Two Barriers of Doubt
I am still new to Zen Buddhism, though I have been familiar with the basic concepts of karma and rebirth through the years. I first encountered them in depth when I studying Hinduism and reading the Upanishads about a decade ago (the passage of time never ceases to amaze me). Now, in my current study of the Sutras and the Dharma that there are many principles in Buddhism that I can clearly see the truth in. However, I am currently struggling with doubts involving the nature of karma and rebirth. I can see that the wheel of life is itself is true because I can observe the cyclical nature of all things, but I have not seen any support of the passing of consciousness from one being to another. I have heard of dreams or visions that others have had that show them lives they once lead, I have had a few myself, but I cannot say with certainty that what I have experienced is "real" and not just a product of my psyche. I can feel these doubts within me like knots in my soul. As far as karma is concerned, I may just need a more in depth description of what it is. I have seen that those who cause misery to others often feel misery within themselves, but beyond that I don't always see justice in the universe. I don't often see a restoration of balance. Please, help me.

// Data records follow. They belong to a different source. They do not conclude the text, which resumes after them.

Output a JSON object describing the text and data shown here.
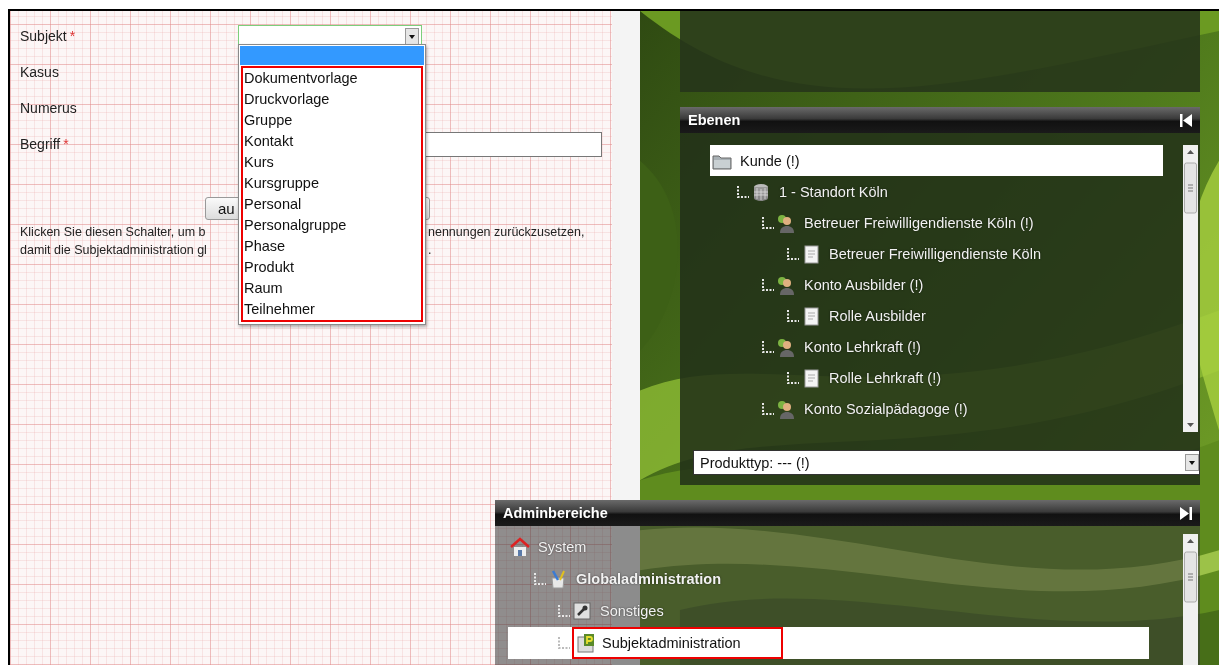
{
  "form": {
    "fields": [
      {
        "label": "Subjekt",
        "required_mark": "*",
        "kind": "select"
      },
      {
        "label": "Kasus",
        "kind": "label"
      },
      {
        "label": "Numerus",
        "kind": "label"
      },
      {
        "label": "Begriff",
        "required_mark": "*",
        "kind": "text"
      }
    ],
    "dropdown": {
      "open": true,
      "highlight_frame": true,
      "options": [
        "Dokumentvorlage",
        "Druckvorlage",
        "Gruppe",
        "Kontakt",
        "Kurs",
        "Kursgruppe",
        "Personal",
        "Personalgruppe",
        "Phase",
        "Produkt",
        "Raum",
        "Teilnehmer"
      ]
    },
    "reset_button": {
      "label": "au"
    },
    "help_text": [
      [
        "Klicken Sie diesen Schalter, um b",
        "nennungen zurückzusetzen,"
      ],
      [
        "damit die Subjektadministration gl",
        "."
      ]
    ]
  },
  "ebenen_panel": {
    "title": "Ebenen",
    "tree": [
      {
        "label": "Kunde (!)",
        "kind": "folder",
        "selected": true,
        "bold": false,
        "marked": false,
        "children": [
          {
            "label": "1 - Standort Köln",
            "kind": "site",
            "selected": false,
            "bold": false,
            "marked": false,
            "children": [
              {
                "label": "Betreuer Freiwilligendienste Köln (!)",
                "kind": "account",
                "selected": false,
                "bold": false,
                "marked": false,
                "children": [
                  {
                    "label": "Betreuer Freiwilligendienste Köln",
                    "kind": "role",
                    "selected": false,
                    "bold": false,
                    "marked": false
                  }
                ]
              },
              {
                "label": "Konto Ausbilder (!)",
                "kind": "account",
                "selected": false,
                "bold": false,
                "marked": false,
                "children": [
                  {
                    "label": "Rolle Ausbilder",
                    "kind": "role",
                    "selected": false,
                    "bold": false,
                    "marked": false
                  }
                ]
              },
              {
                "label": "Konto Lehrkraft (!)",
                "kind": "account",
                "selected": false,
                "bold": false,
                "marked": false,
                "children": [
                  {
                    "label": "Rolle Lehrkraft (!)",
                    "kind": "role",
                    "selected": false,
                    "bold": false,
                    "marked": false
                  }
                ]
              },
              {
                "label": "Konto Sozialpädagoge (!)",
                "kind": "account",
                "selected": false,
                "bold": false,
                "marked": false
              }
            ]
          }
        ]
      }
    ],
    "product_type": {
      "value": "Produkttyp: --- (!)"
    }
  },
  "admin_panel": {
    "title": "Adminbereiche",
    "tree": [
      {
        "label": "System",
        "kind": "home",
        "selected": false,
        "bold": false,
        "marked": false,
        "children": [
          {
            "label": "Globaladministration",
            "kind": "admin",
            "selected": false,
            "bold": true,
            "marked": false,
            "children": [
              {
                "label": "Sonstiges",
                "kind": "tools",
                "selected": false,
                "bold": false,
                "marked": false
              },
              {
                "label": "Subjektadministration",
                "kind": "module",
                "selected": true,
                "bold": false,
                "marked": true
              }
            ]
          }
        ]
      }
    ]
  }
}
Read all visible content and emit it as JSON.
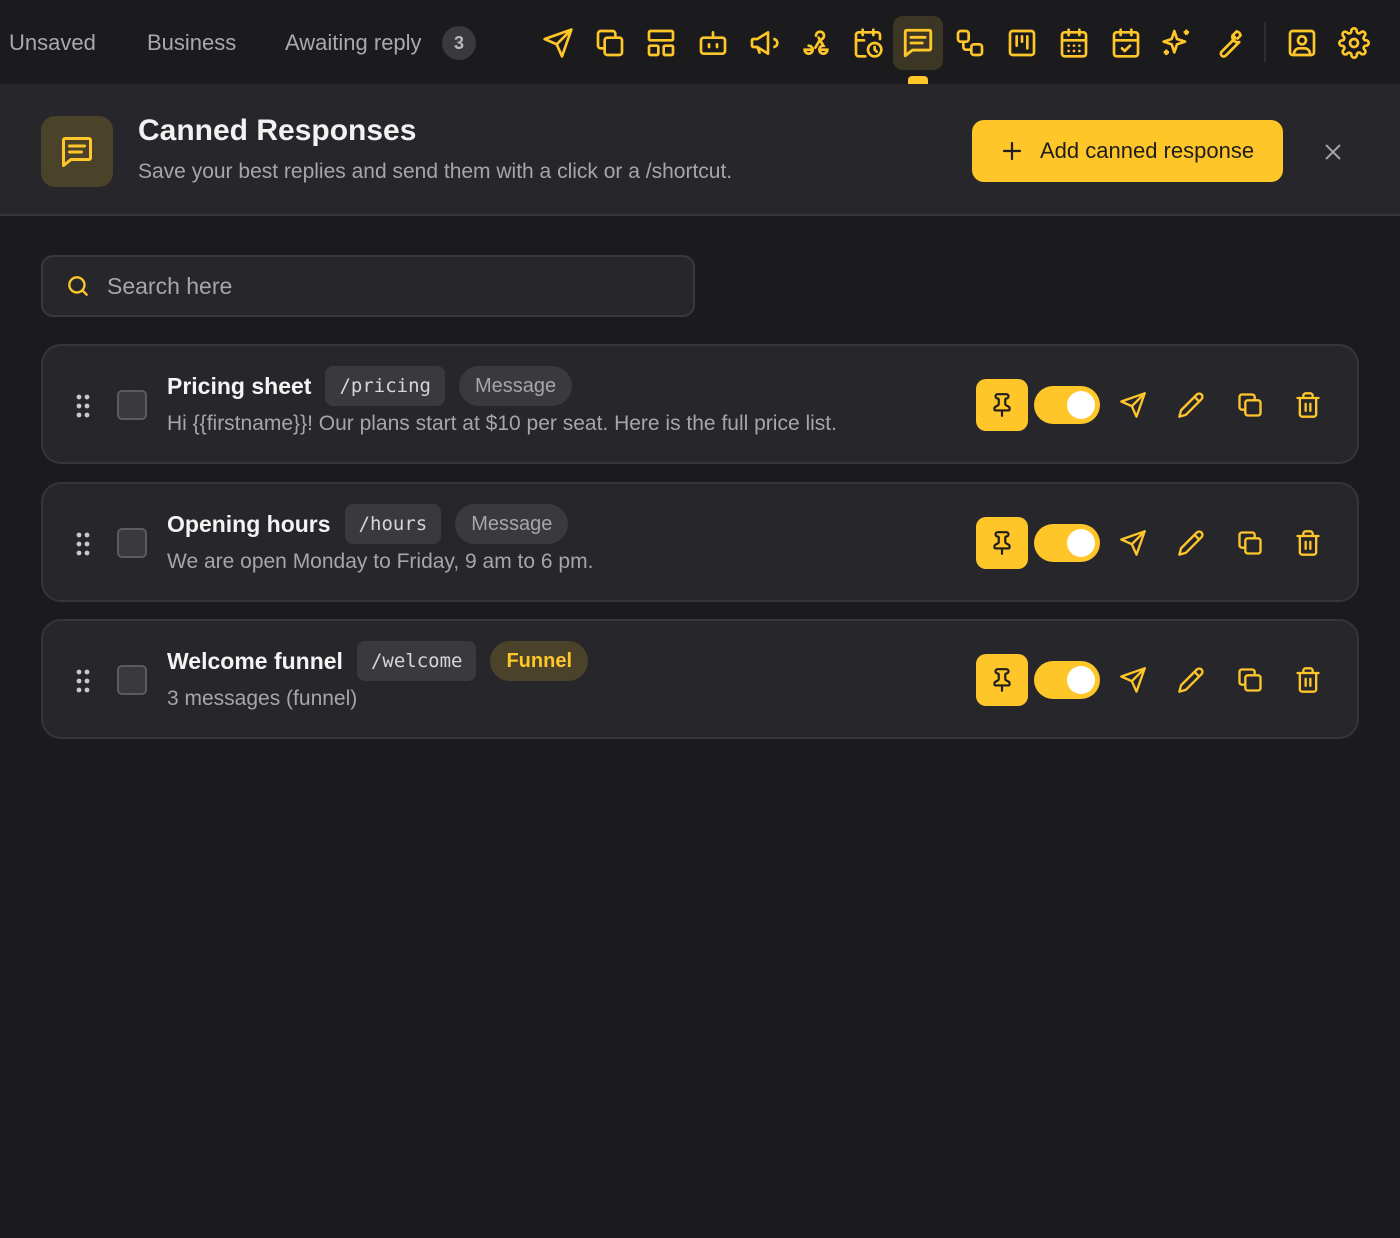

PS faith has never come easily for me. I have always found more understanding in hope rather than logic. Also, how should I approach some of the legends that I have encountered in Buddhism? I read a story about a woman who always stood atop a mountain, looking out to sea waiting for her lost husband to come home. Eventually she turned to stone and became one with the mountain. Now, I can see the virtue in this metaphor, but am I expected to take this as fact and not an insightful myth?